Videta took me to the 'strip' last night. It's basically a row of bars and pubs at the beach on the south side of the island. She's a very proud Kittitian and took me to see the Marriott hotel first, I think to show me how they have such huge developments, and also because she used to work there. Now I've seen quite a few Marriott's in my life, and this was by far the biggest one I've been in. Huge. But I didn't really like it. Give me a cozy bed and breakfast on the beach any day over the standard huge hotels that all look the same on the inside. After that we went to the strip, which was a little awkward. Neither of us was drinking obviously (Vi's friend had a couple of beers), but it was too loud to really talk. So we pretty much sat at the bar with our grapefruit soda's and people watched. Some of the other PCV's were there, but I didn't really want to leave Vi since she had especially brought me. But I don't drink and I don't dance, so the pub/bar/club scene just isn't my thing. And the whole time I was there I kept thinking, it's Ramadan, and instead of being at Taraweeh, I'm at a bar on the beach in the name of cultural interaction? It's not like I was doing anything wrong, but I still felt weird.
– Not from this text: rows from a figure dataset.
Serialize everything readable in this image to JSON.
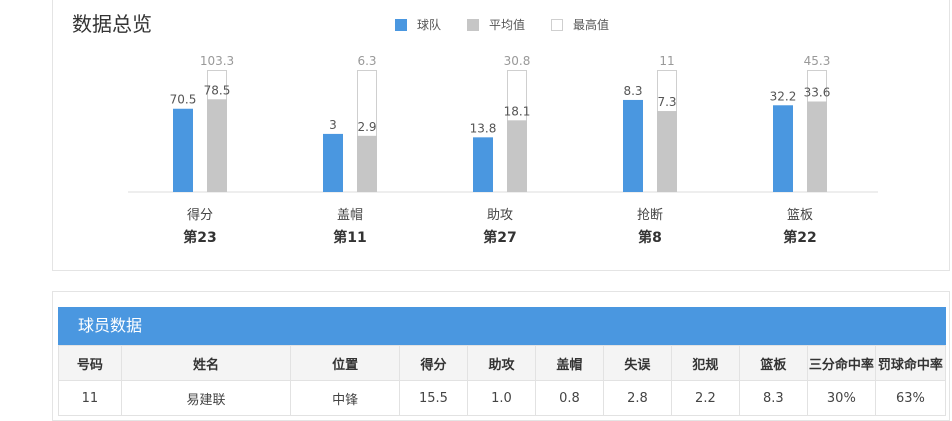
{
  "overview": {
    "title": "数据总览",
    "legend": [
      {
        "label": "球队",
        "color": "#4a97e0"
      },
      {
        "label": "平均值",
        "color": "#c6c6c6"
      },
      {
        "label": "最高值",
        "color": "#ffffff"
      }
    ]
  },
  "chart_data": {
    "type": "bar",
    "categories": [
      "得分",
      "盖帽",
      "助攻",
      "抢断",
      "篮板"
    ],
    "ranks": [
      "第23",
      "第11",
      "第27",
      "第8",
      "第22"
    ],
    "series": [
      {
        "name": "球队",
        "values": [
          70.5,
          3,
          13.8,
          8.3,
          32.2
        ],
        "color": "#4a97e0"
      },
      {
        "name": "平均值",
        "values": [
          78.5,
          2.9,
          18.1,
          7.3,
          33.6
        ],
        "color": "#c6c6c6"
      },
      {
        "name": "最高值",
        "values": [
          103.3,
          6.3,
          30.8,
          11,
          45.3
        ],
        "color": "#ffffff"
      }
    ],
    "title": "数据总览",
    "grid": false,
    "legend_position": "top"
  },
  "player_table": {
    "title": "球员数据",
    "headers": [
      "号码",
      "姓名",
      "位置",
      "得分",
      "助攻",
      "盖帽",
      "失误",
      "犯规",
      "篮板",
      "三分命中率",
      "罚球命中率"
    ],
    "rows": [
      [
        "11",
        "易建联",
        "中锋",
        "15.5",
        "1.0",
        "0.8",
        "2.8",
        "2.2",
        "8.3",
        "30%",
        "63%"
      ]
    ]
  }
}
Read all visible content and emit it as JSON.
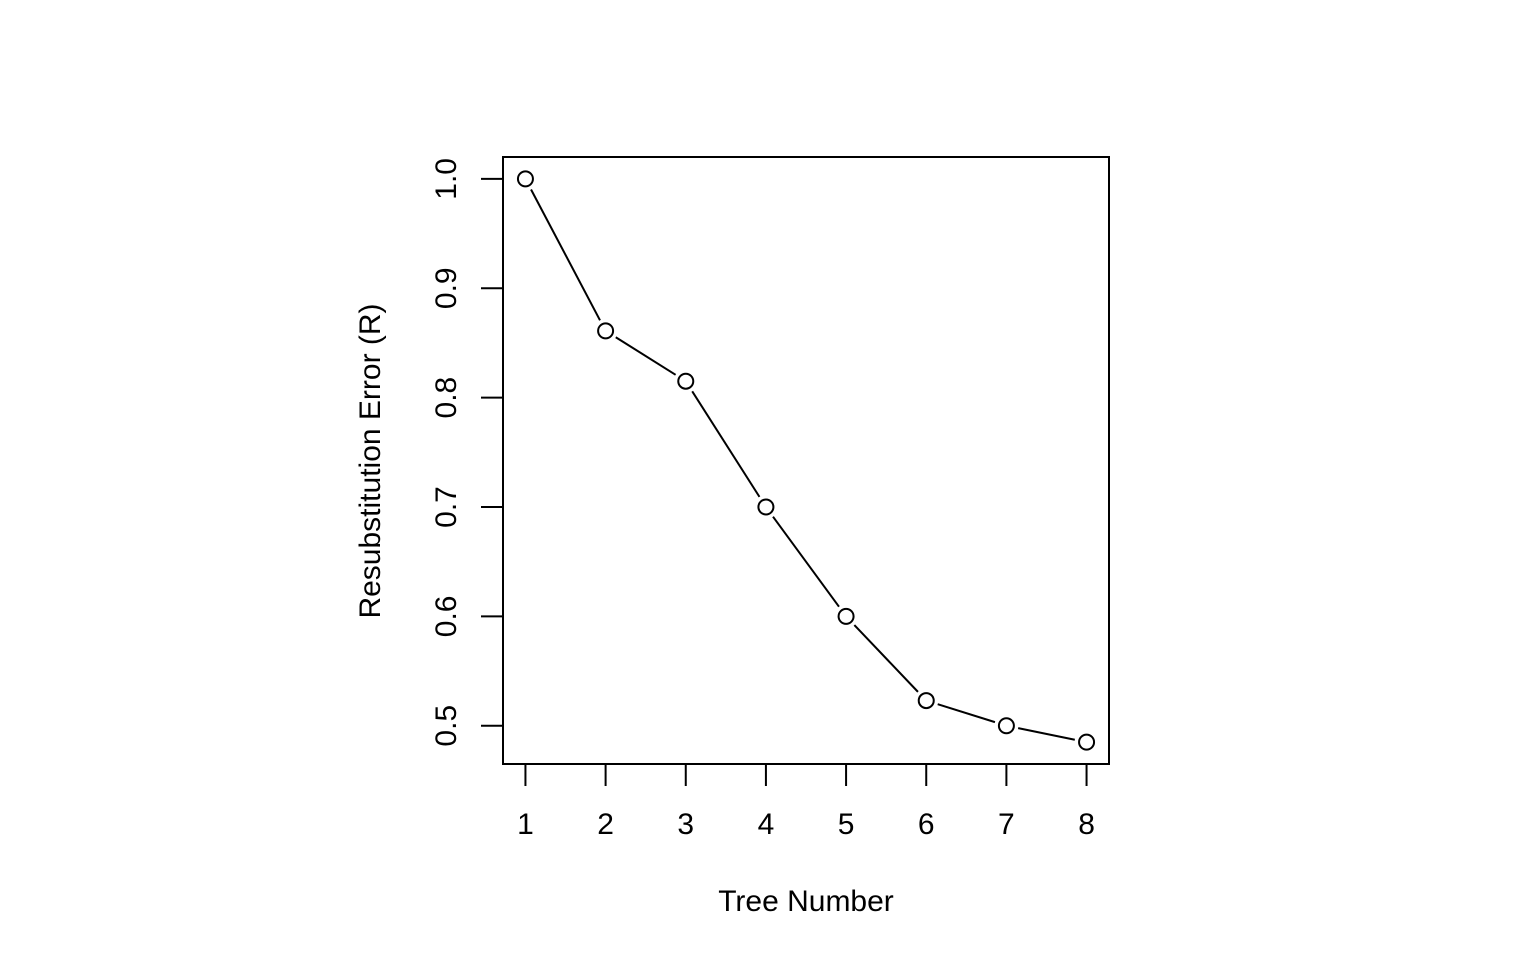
{
  "chart_data": {
    "type": "line",
    "title": "",
    "xlabel": "Tree Number",
    "ylabel": "Resubstitution Error (R)",
    "x": [
      1,
      2,
      3,
      4,
      5,
      6,
      7,
      8
    ],
    "series": [
      {
        "values": [
          1.0,
          0.861,
          0.815,
          0.7,
          0.6,
          0.523,
          0.5,
          0.485
        ]
      }
    ],
    "x_ticks": [
      "1",
      "2",
      "3",
      "4",
      "5",
      "6",
      "7",
      "8"
    ],
    "y_ticks": [
      "0.5",
      "0.6",
      "0.7",
      "0.8",
      "0.9",
      "1.0"
    ],
    "xlim": [
      0.72,
      8.28
    ],
    "ylim": [
      0.465,
      1.02
    ],
    "marker": "open-circle",
    "grid": false,
    "legend": "none",
    "colors": {
      "line": "#000000",
      "marker_fill": "#ffffff",
      "background": "#ffffff"
    }
  }
}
I'm glad I saw it, I know what it is and where, but it's not someplace I'll be going. I'd be much happier liming on the front porch, thank you very much.
Today I went to Alisa's house because it's our consolidation point in case of a hurricane. Her house is in a hilly area on a slope, so half of it is underground and safe. It's really really close to me too and once you've been there, very easy to get to. I actually really really like her place. It's very simple, and open and clean. I loved it. We sat and talked for a good while, which was actually really nice.
Walking home today there was the usual group of men liming at the corner. But there were a couple of men I didn't recognize and one man started coming towards me saying 'excuse me miss' and beckoned for me to come closer. Not wanting to be completely rude, and following the advice we got during our S&S sessions, I acknowledged him but never stopped walking. He started following me a little, and I got a little scared and started walking faster. He kept telling me to come over and saying 'miss, miss, come here'. I apologized and said I had to get home and started walking faster. He sort of followed me for a little but realized that I wasn't going to give him any attention and stopped and went back to his friends. I got scared for a little bit, but I think I handled it well.
Random: I got on the bus without having to ask where it was going first today =)
At the volunteer panel yesterday, everyone was saying not to worry about not getting things done in the beginning and to take things slow, but at least right now I really don't feel like getting bored with lack of work is going to be an issue for me.